In our 2020 Cystic Fibrosis In America Survey, we explored how CF impacts mental health. More than 400 people with CF completed the survey and provided insight into how the condition affects their well-being.
Depression and anxiety are common in CF
Coping with a chronic condition like CF can be emotionally draining. Many of our survey respondents shared that along with CF, they also have mental health issues:
- 36 percent have depression
- 35 percent have anxiety or panic disorders
These numbers are significantly higher than reported rates of anxiety and depression in the general U.S. population. According to Johns Hopkins University, 9.5 percent of Americans experience depression, while 18 percent experience anxiety.
Factors that can increase depression and anxiety
CF can also cause financial strain, resentment, fears about the future, and isolation, all of which can intensify feelings of depression and anxiety:
- 46 percent of respondents worry about how their CF affects their family and/or friends
- 46 percent say they require emotional support
- 43 percent are concerned about their future due to CF
- 40 percent say it is hard for them to avoid comparing their life to that of their peers
- 28 percent say CF stops them from doing things they want to do
- 19 percent feel their finances prevent them from receiving the care they need
Studies on CF and mental health
The emotional impact of CF on adults and children with CF is well documented.
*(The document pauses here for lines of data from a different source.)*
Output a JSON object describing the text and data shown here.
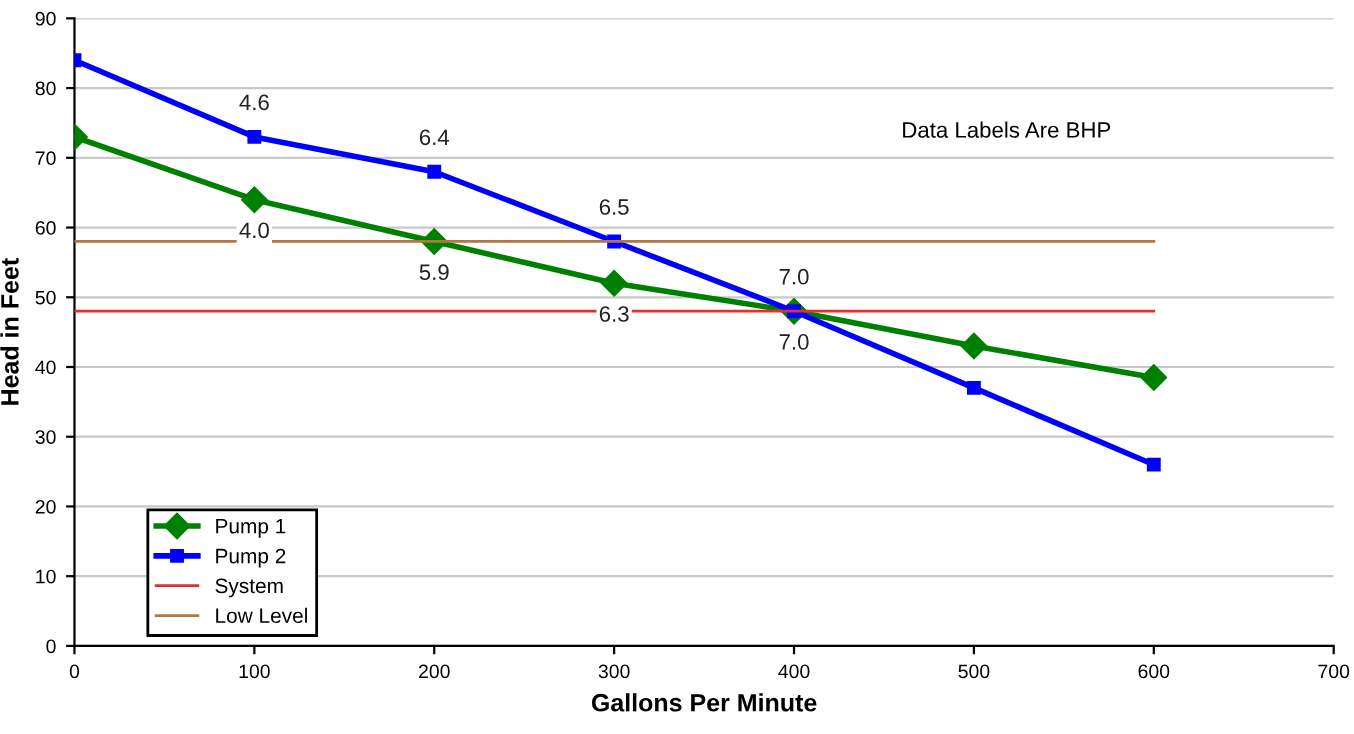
{
  "chart_data": {
    "type": "line",
    "xlabel": "Gallons Per Minute",
    "ylabel": "Head in Feet",
    "xlim": [
      0,
      700
    ],
    "xticks": [
      0,
      100,
      200,
      300,
      400,
      500,
      600,
      700
    ],
    "ylim": [
      0,
      90
    ],
    "yticks": [
      0,
      10,
      20,
      30,
      40,
      50,
      60,
      70,
      80,
      90
    ],
    "grid": "y",
    "legend": "bottom left",
    "annotations": [
      "Data Labels Are BHP",
      {
        "text": "4.6",
        "x": 100,
        "y": 73
      },
      {
        "text": "4.0",
        "x": 100,
        "y": 64
      },
      {
        "text": "6.4",
        "x": 200,
        "y": 68
      },
      {
        "text": "5.9",
        "x": 200,
        "y": 58
      },
      {
        "text": "6.5",
        "x": 300,
        "y": 58
      },
      {
        "text": "6.3",
        "x": 300,
        "y": 52
      },
      {
        "text": "7.0",
        "x": 400,
        "y": 48
      },
      {
        "text": "7.0",
        "x": 400,
        "y": 48
      }
    ],
    "series": [
      {
        "name": "Pump 1",
        "color": "#008000",
        "marker": "diamond",
        "x": [
          0,
          100,
          200,
          300,
          400,
          500,
          600
        ],
        "values": [
          73,
          64,
          58,
          52,
          48,
          43,
          38.5
        ]
      },
      {
        "name": "Pump 2",
        "color": "#0000ff",
        "marker": "square",
        "x": [
          0,
          100,
          200,
          300,
          400,
          500,
          600
        ],
        "values": [
          84,
          73,
          68,
          58,
          48,
          37,
          26
        ]
      },
      {
        "name": "System",
        "color": "#e03030",
        "marker": "none",
        "x": [
          0,
          600
        ],
        "values": [
          48,
          48
        ]
      },
      {
        "name": "Low Level",
        "color": "#b07840",
        "marker": "none",
        "x": [
          0,
          600
        ],
        "values": [
          58,
          58
        ]
      }
    ]
  }
}
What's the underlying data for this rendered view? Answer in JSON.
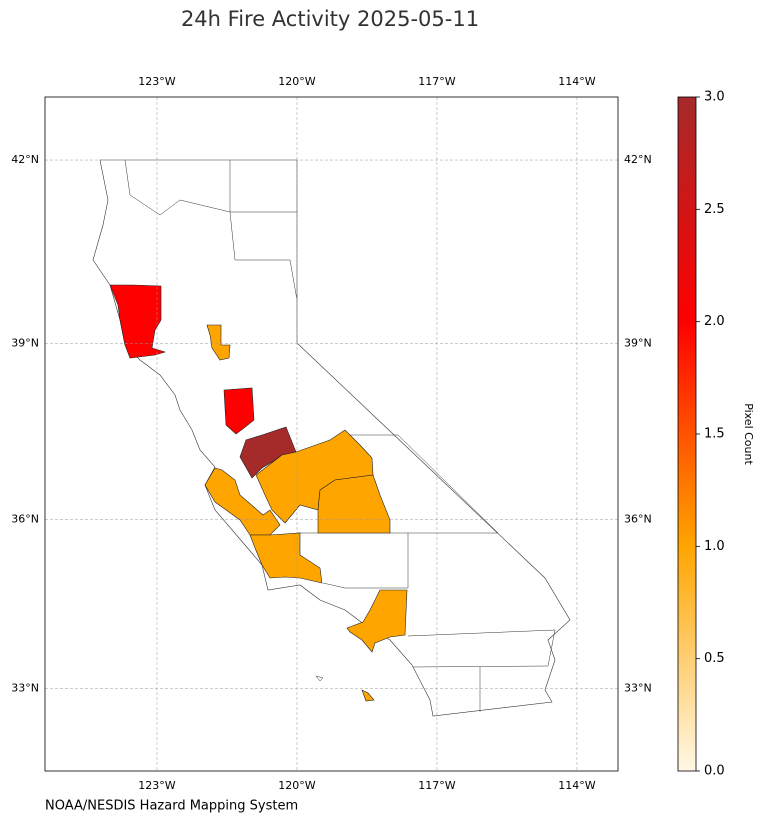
{
  "chart_data": {
    "type": "choropleth",
    "title": "24h Fire Activity 2025-05-11",
    "source": "NOAA/NESDIS Hazard Mapping System",
    "colorbar_label": "Pixel Count",
    "values": [
      2,
      1,
      2,
      3,
      1,
      1,
      1,
      1,
      1
    ],
    "xlim": [
      -125.4,
      -113.12
    ],
    "ylim": [
      31.5,
      43.0
    ],
    "xticks": [
      {
        "value": -123,
        "label": "123°W"
      },
      {
        "value": -120,
        "label": "120°W"
      },
      {
        "value": -117,
        "label": "117°W"
      },
      {
        "value": -114,
        "label": "114°W"
      }
    ],
    "yticks": [
      {
        "value": 42,
        "label": "42°N"
      },
      {
        "value": 39,
        "label": "39°N"
      },
      {
        "value": 36,
        "label": "36°N"
      },
      {
        "value": 33,
        "label": "33°N"
      }
    ],
    "colorbar_lim": [
      0,
      3
    ],
    "colorbar_ticks": [
      {
        "value": 0,
        "label": "0.0"
      },
      {
        "value": 0.5,
        "label": "0.5"
      },
      {
        "value": 1,
        "label": "1.0"
      },
      {
        "value": 1.5,
        "label": "1.5"
      },
      {
        "value": 2,
        "label": "2.0"
      },
      {
        "value": 2.5,
        "label": "2.5"
      },
      {
        "value": 3,
        "label": "3.0"
      }
    ],
    "colormap": [
      "#fff8e6",
      "#ffa500",
      "#ff0000",
      "#a52a2a"
    ],
    "grid": true
  }
}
A 2021 meta-analysis study found that 26.2 percent of people with CF have anxiety and 12.6 percent of people with CF are experiencing clinical depression.1
This specific meta-analysis looked at studies about depression and anxiety in CF around the world. Worldwide, people with CF in Europe experience the highest levels of anxiety and depression. Italy has the highest rates of depression and anxiety in people with CF, with 45 percent. However, Germany had the lowest rates of anxiety (12.3) in people with CF, while Poland had the lowest rates of depression in people with CF (6 percent).1
Managing depression and anxiety when you have CF
If you or someone you know is impacted by CF, it is important to look out for the signs of anxiety and depression. Both anxiety and depression are associated with having a lower quality of life. Research shows they can also be linked to other mental health issues, such as addiction and even suicide. It is now recommended that doctors screen people with CF for anxiety and depression to help catch symptoms early and offer support.1,2
Talk to your care team if you are experiencing anxiety or depression with your CF. Your team will have resources to help you deal with anxiety and depression. They may recommend counseling, support groups, or even medicine. If you are not comfortable reaching out to your doctor, you may want to reach out to your insurance company to put you in touch with a counselor that is covered by your plan.
You're not alone
Talk with your care team, family, and friends about what you need. There is support to help you with the emotional impact of CF. You do not have to go through this alone.
The 2020 Cystic Fibrosis In America survey was conducted online from March through July 2020. The survey was completed by 404 people with cystic fibrosis.